EDGE: The Massachusetts
legislature put back a vote on a referendum to ban gay marriage until after
the fall election. What do you think of this, and the entire debate?
Rachel Maddow: The funny thing is that there are 8,000 people married, and the
whole argument against gay marriage - and I could come up with better
arguments - is that the sky was going to fall. Teenagers would stop dating
each other and marriage would end and people would start having sex with
their pets. It was this Armageddon scenario. But what’s happened in Massachusetts
has eliminated that argument. The sky still rises in the East and sets in the
West. People are still getting married and children are being born. There
haven’t been any negative repercussions at all, and it’s hard to sell the
scare scenario to people who have seen it happen. I wasn’t surprised to see
the Legislature decided to let the current law ride through after the
election. It doesn’t mean the anti-Gay Marriage forces are going to relent,
but I think it’s going to be more of a challenge for them to be successful.

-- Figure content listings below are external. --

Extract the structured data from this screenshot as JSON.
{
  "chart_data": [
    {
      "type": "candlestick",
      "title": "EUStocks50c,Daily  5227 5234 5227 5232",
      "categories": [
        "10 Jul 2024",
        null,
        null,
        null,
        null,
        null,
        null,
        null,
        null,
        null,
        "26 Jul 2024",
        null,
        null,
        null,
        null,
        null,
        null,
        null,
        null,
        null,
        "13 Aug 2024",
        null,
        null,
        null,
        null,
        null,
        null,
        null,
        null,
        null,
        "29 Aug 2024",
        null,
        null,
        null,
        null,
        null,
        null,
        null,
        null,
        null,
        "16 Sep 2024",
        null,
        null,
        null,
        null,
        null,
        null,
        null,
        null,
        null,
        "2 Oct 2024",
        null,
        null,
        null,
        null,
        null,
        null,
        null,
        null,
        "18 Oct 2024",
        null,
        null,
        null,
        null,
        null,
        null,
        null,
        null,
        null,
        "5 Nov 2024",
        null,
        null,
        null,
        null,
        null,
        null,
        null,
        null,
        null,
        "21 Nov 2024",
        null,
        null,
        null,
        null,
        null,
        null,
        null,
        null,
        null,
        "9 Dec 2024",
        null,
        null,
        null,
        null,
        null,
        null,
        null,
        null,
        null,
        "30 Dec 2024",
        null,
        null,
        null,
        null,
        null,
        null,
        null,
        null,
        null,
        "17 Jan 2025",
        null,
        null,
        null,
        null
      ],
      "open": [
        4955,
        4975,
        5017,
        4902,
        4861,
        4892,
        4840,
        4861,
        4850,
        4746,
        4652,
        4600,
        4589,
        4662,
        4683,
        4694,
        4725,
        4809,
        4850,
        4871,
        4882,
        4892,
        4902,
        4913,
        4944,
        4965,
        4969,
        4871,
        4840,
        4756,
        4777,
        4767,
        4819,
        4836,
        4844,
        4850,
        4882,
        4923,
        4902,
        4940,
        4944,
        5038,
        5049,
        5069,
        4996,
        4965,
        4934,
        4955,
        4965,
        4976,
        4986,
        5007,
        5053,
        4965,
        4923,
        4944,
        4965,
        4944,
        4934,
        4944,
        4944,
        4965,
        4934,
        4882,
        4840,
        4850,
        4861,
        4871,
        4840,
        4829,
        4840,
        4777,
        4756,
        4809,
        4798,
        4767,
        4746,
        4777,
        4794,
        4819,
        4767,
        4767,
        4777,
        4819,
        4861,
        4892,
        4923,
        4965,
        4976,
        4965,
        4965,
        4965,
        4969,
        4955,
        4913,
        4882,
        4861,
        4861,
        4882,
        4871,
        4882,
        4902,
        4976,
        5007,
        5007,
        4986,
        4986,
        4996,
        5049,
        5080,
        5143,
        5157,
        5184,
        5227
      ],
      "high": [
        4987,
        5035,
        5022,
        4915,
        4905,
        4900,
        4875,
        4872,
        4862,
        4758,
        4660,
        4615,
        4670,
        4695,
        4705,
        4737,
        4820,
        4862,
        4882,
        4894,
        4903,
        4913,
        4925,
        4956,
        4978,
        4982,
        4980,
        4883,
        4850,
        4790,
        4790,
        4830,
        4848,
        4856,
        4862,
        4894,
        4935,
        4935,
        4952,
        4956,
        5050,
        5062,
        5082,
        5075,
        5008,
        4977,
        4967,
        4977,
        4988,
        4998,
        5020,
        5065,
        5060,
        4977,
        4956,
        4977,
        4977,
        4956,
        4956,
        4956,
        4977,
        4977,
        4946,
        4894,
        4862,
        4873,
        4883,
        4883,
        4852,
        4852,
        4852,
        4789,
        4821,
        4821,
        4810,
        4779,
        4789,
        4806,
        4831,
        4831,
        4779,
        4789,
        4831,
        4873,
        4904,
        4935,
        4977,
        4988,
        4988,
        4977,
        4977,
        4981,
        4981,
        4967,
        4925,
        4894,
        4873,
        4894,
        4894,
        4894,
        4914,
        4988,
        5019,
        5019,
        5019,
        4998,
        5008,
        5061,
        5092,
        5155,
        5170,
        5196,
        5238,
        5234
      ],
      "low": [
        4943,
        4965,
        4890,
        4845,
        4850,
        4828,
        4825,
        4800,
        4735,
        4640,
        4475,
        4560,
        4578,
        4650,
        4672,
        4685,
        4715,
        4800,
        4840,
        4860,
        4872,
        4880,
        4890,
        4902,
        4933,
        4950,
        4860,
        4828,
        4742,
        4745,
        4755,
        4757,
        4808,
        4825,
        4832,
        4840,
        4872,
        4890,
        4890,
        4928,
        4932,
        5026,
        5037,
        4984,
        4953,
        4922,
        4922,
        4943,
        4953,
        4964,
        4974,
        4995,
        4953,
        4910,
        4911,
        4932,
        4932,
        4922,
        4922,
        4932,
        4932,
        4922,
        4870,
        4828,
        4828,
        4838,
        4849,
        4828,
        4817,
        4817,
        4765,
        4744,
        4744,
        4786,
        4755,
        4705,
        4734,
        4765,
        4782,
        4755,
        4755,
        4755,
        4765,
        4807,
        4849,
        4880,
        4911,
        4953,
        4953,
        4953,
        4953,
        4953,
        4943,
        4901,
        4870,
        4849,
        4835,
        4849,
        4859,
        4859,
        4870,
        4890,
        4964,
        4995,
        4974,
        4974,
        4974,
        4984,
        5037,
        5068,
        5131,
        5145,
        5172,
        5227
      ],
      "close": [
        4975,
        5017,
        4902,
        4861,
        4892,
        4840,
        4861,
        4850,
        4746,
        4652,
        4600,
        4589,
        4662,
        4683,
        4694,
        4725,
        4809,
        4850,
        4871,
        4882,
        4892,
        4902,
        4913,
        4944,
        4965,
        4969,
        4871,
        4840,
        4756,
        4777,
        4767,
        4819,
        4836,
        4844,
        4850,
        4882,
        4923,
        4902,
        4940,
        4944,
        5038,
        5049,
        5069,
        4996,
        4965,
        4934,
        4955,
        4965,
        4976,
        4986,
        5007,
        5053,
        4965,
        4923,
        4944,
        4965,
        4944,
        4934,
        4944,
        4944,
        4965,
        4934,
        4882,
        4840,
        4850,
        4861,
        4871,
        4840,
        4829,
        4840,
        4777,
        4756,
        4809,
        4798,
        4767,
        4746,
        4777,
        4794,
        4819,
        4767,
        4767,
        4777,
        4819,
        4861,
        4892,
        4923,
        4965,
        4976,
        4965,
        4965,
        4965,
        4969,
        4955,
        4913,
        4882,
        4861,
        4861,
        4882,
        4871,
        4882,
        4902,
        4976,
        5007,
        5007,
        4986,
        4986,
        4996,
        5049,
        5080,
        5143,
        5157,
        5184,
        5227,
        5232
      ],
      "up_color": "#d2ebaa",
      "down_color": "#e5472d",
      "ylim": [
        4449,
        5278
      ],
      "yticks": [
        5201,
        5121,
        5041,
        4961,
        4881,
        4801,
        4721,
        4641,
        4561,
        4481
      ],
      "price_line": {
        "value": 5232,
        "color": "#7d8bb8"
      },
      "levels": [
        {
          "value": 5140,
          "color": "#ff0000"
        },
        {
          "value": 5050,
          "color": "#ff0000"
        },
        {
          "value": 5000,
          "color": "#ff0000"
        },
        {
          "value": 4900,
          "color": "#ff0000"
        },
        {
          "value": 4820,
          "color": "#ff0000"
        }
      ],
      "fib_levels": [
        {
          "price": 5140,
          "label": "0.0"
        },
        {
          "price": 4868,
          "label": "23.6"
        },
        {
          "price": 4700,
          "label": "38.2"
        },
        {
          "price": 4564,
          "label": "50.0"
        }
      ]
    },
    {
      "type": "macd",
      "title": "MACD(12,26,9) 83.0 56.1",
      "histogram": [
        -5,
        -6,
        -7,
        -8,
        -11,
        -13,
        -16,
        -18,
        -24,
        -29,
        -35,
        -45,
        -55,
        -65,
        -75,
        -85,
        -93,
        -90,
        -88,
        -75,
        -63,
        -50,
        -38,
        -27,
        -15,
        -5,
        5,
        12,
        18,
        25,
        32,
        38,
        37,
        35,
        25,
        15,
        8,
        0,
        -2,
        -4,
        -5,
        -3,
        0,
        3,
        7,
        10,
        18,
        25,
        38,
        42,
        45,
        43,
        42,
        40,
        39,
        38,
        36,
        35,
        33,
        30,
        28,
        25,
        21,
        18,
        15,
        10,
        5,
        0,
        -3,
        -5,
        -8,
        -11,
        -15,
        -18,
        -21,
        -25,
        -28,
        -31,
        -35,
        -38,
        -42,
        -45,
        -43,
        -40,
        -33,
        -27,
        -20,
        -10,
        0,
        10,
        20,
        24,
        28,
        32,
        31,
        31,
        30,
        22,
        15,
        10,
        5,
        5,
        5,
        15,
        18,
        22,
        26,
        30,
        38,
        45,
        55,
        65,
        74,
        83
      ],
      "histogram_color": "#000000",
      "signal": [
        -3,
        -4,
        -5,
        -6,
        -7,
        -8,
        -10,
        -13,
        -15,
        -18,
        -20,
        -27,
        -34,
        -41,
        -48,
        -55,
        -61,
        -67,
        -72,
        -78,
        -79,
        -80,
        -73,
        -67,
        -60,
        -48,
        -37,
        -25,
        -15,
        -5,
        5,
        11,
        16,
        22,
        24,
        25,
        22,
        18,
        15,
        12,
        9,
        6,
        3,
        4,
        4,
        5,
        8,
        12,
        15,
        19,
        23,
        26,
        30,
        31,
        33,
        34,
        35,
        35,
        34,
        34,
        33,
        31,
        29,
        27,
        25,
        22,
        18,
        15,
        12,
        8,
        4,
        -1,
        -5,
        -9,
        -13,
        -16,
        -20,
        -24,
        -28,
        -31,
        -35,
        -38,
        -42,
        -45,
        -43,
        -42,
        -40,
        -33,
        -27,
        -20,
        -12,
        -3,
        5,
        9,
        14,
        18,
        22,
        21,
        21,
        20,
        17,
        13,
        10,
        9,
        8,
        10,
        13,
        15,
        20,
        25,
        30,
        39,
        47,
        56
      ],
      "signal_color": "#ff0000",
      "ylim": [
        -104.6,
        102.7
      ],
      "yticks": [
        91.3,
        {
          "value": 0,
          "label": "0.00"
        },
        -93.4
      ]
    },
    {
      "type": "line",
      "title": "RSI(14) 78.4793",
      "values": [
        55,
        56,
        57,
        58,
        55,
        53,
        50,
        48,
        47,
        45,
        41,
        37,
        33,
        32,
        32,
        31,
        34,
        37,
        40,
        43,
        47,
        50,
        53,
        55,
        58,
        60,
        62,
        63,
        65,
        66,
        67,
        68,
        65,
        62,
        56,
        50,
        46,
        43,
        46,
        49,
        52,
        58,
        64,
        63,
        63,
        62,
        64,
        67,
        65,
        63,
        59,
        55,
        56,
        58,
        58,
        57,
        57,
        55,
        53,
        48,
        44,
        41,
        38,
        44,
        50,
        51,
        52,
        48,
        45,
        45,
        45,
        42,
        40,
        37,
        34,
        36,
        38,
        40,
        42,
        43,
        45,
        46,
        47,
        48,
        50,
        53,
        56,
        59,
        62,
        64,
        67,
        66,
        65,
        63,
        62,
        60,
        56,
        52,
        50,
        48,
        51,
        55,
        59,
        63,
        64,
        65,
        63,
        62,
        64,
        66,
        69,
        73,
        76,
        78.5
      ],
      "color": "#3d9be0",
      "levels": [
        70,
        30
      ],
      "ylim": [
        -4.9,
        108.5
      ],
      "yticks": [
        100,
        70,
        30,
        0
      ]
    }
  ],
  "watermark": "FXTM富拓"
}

EDGE: You are in a long-term
relationship. How do maintain that with your schedule, and do you have much
of a social life?
Rachel Maddow: What’s a social life? My partner Susan Mikula
is an artist, and the fact that she is an artist makes her flexible in her
schedule, which means she isn’t day sleeping like I am. The weekends are
really, really precious to us. We travel between our house in Massachusetts
and a tiny apartment in the city. We are making it work. We would prefer to
have a more normal schedule, but having the TV job on MSNBC and having this
morning show on Air America,
I wouldn’t give it up. We are able to make it work for our relationship. I
feel it is like this golden opportunity to broadcast these shows, and I’m so
grateful for it that she’s really supportive, so it’s all okay. As for a
social life: nada. I haven’t seen a movie that I haven’t had to see for my
show in two years.
EDGE: How are you doing with the
ratings?
Rachel Maddow: The ratings have been a nice surprised [sic]. I’m surprised to
get ratings as good as I’m getting, and they’re going up and up; something
I’m doing is connecting with people, and I’m really grateful. Air America
doesn’t have huge resources to put up billboards and do a lot of promotion,
but even without that, my ratings are super-competitive. The thing that I can
most control is the ’time spent listening,’ which is the amount of time that
people keep listening when they tune into you; and mine is the highest in the
market; so I couldn’t be happier about that.